Background: Premenstrual symptoms can have a significant negative impact on the quality of a woman's life, and they can occur after ovulation during the luteal phase of the menstrual cycle. Symptoms can range from mild (e.g., breast tenderness, bloating, swelling, pelvic heaviness) to more severe somatic and affective problems. Past treatment strategies for premenstrual symptoms have included oral contraceptives. However, many have adverse effects similar to menstrual symptoms, and studies have shown that they also may increase premenstrual symptoms during the last week of active pills. Two recent developments have regenerated interest in this treatment option. The first is the development of a new progestin, drospirenone, which has antimineralocorticoid activity. It is derived from spironolactone (Aldactone), which has been shown to be effective in treating premenstrual symptoms. An extended regimen for this progestin in combination with ethinyl estradiol (Yasmin) is another option. Coffee and associates evaluated the use of the extended regimen compared with the standard regimen of 21 days of treatment, then seven hormone-free days (21/7), for the treatment of premenstrual symptoms.
The Study: Women who were 18 to 48 years of age were considered for study inclusion. To participate, the women had to be taking a combined estrogen and progestin oral contraceptive for three months and have no contraindications for continuing the hormones. The participants were given 3 mg of drospirenone and 30 mcg of ethinyl estradiol. At the beginning of the study, the women were placed on two cycles of 21 days of active medication and seven days of inactive ingredients. At the end of the two cycles, they were placed on a 168-day extended regimen of the same hormones. During the study, participants also were asked to complete daily symptom scoring reports.

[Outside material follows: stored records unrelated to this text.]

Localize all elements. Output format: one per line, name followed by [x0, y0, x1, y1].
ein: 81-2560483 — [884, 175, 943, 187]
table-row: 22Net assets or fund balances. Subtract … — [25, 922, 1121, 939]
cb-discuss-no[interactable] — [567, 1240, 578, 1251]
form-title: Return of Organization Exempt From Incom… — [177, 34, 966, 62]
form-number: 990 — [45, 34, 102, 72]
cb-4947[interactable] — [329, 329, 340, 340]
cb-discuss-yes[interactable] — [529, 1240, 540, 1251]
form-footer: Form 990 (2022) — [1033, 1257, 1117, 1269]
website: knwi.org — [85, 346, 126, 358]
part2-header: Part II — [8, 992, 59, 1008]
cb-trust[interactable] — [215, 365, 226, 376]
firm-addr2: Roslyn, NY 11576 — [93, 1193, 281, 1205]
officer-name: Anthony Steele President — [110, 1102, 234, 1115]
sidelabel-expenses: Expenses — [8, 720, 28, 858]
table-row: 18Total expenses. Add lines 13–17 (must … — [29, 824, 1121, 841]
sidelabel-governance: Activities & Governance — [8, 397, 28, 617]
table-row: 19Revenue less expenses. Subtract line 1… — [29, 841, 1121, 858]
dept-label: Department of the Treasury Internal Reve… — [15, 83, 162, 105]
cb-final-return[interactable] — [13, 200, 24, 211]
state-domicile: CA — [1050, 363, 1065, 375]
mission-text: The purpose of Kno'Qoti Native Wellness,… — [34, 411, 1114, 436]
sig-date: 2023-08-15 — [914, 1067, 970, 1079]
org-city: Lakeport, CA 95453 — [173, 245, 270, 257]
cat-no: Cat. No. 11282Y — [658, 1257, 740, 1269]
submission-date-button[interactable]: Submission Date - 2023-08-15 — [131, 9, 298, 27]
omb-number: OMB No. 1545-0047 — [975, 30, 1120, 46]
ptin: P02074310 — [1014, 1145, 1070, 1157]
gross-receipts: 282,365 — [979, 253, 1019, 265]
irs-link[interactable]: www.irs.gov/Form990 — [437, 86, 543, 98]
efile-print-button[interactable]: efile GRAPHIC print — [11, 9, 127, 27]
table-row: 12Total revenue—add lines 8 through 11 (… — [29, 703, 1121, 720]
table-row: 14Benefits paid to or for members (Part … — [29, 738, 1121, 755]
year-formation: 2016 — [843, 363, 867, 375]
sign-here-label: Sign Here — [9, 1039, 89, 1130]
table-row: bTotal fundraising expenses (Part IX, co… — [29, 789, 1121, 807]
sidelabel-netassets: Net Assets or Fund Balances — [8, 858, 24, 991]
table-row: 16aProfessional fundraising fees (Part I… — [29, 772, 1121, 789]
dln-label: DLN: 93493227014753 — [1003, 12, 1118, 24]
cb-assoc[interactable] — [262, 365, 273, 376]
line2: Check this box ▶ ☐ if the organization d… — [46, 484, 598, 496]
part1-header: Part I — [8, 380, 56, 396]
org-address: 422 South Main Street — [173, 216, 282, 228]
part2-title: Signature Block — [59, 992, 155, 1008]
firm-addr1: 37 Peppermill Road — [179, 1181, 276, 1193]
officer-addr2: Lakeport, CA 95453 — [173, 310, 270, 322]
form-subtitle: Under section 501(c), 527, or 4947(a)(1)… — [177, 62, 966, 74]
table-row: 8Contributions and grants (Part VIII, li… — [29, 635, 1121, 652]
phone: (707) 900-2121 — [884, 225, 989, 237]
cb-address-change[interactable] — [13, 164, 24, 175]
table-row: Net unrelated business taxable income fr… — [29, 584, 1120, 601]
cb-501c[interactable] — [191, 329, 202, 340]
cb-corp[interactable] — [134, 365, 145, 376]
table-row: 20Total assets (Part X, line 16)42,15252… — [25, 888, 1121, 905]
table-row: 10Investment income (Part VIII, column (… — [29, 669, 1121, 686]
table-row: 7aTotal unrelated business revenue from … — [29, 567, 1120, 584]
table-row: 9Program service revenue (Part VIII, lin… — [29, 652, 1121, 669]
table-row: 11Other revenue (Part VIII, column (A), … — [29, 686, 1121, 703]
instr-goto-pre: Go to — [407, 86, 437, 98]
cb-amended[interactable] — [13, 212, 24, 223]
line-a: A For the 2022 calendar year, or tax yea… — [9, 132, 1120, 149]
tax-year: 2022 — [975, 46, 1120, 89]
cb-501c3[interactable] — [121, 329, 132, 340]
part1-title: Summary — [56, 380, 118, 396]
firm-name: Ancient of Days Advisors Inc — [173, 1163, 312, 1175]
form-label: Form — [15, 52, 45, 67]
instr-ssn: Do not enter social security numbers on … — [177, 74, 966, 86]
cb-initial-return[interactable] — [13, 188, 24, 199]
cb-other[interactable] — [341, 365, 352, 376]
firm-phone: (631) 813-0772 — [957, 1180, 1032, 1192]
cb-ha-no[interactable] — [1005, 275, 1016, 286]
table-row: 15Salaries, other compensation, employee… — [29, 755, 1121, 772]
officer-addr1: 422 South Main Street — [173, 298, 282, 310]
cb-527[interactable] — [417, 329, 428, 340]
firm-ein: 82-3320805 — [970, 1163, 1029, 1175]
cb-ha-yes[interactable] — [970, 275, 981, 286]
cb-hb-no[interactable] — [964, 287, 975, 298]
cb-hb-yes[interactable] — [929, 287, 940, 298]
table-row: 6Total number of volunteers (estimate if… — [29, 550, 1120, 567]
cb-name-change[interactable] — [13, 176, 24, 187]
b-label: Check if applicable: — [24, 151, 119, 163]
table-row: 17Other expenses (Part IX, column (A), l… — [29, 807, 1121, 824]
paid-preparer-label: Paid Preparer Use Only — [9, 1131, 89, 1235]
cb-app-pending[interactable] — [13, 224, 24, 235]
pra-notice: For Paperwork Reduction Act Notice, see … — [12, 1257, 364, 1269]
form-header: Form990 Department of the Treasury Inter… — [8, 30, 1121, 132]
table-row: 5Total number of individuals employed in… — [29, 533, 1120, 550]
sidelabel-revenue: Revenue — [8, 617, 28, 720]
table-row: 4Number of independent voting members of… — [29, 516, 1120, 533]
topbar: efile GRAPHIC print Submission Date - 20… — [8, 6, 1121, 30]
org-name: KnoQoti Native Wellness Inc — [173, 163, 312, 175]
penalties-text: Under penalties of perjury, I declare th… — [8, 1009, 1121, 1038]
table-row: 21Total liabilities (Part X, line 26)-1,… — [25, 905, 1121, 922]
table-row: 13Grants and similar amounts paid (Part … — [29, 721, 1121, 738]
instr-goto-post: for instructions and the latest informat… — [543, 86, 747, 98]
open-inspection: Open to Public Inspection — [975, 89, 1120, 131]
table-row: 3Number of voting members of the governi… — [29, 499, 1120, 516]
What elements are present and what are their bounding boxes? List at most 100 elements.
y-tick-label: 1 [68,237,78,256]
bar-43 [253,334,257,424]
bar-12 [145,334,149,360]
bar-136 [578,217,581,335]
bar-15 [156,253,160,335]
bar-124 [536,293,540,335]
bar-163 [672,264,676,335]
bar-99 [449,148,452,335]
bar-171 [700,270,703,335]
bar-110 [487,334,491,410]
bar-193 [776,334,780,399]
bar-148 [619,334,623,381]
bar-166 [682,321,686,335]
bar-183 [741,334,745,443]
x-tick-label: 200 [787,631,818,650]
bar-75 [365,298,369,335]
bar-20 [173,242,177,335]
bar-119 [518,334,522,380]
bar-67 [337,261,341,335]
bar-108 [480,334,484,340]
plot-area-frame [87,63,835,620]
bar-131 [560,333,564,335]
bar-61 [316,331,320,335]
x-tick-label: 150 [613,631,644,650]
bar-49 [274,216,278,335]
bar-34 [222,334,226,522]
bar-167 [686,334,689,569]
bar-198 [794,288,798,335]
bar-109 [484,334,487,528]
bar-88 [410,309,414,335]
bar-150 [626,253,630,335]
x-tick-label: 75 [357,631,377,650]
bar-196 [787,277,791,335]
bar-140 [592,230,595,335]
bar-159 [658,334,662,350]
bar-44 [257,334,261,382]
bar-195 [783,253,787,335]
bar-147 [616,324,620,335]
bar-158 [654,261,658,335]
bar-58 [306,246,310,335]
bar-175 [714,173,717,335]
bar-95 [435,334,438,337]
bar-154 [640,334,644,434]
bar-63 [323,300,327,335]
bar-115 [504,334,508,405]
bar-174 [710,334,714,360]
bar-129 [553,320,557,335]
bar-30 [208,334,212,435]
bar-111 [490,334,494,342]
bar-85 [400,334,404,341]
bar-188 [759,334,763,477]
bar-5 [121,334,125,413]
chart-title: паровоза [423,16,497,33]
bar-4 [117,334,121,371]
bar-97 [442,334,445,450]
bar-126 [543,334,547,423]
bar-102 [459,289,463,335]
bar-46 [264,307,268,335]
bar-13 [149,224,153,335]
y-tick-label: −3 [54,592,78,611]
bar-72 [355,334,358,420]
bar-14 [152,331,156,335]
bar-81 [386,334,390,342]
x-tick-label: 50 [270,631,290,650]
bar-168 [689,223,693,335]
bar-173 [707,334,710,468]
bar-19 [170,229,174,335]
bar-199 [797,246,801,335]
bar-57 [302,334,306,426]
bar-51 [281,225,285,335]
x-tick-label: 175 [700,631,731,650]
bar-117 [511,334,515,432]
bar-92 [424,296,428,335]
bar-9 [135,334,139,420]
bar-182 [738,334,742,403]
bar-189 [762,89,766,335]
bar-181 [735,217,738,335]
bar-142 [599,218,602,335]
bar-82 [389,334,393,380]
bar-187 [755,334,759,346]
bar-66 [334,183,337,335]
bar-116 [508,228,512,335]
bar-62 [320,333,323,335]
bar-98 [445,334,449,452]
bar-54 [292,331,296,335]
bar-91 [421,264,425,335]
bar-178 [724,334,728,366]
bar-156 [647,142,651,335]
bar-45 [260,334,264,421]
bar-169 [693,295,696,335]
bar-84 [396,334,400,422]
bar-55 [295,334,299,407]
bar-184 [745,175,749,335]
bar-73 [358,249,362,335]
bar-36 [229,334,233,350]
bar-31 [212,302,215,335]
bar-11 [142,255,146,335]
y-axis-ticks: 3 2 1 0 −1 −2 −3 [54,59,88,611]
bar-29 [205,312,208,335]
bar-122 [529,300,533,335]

Results: For the 111 women who completed the initial 21/7 cycles, the highest symptom scores occurred during hormone-free days. Of this group, 102 women (92 percent) completed the 168-day extended regimen and were divided into two groups. Those whose symptoms increased 100 percent during the second half of the 21/7 cycles were placed in the high-cyclic variability group, and those who did not experience increased symptoms were places in the low-cyclic variability group. During the extended treatment regimen, both groups had a significant reduction in symptoms compared with the 21/7 regimen. The greatest improvement in symptoms occurred during the fifth and sixth segments of the extended cycle. Women with high-cyclic variability were significantly more likely to have improvement in their symptoms compared with those who had low-cyclic variability.
Conclusion: The use of a 168-day extended regimen of drosperinone in combination with ethinyl estradiol decreased premenstrual symptoms compared with a standard 21/7 regimen. This was particularly true for women who had more premenstrual symptoms during the 21/7 regimen.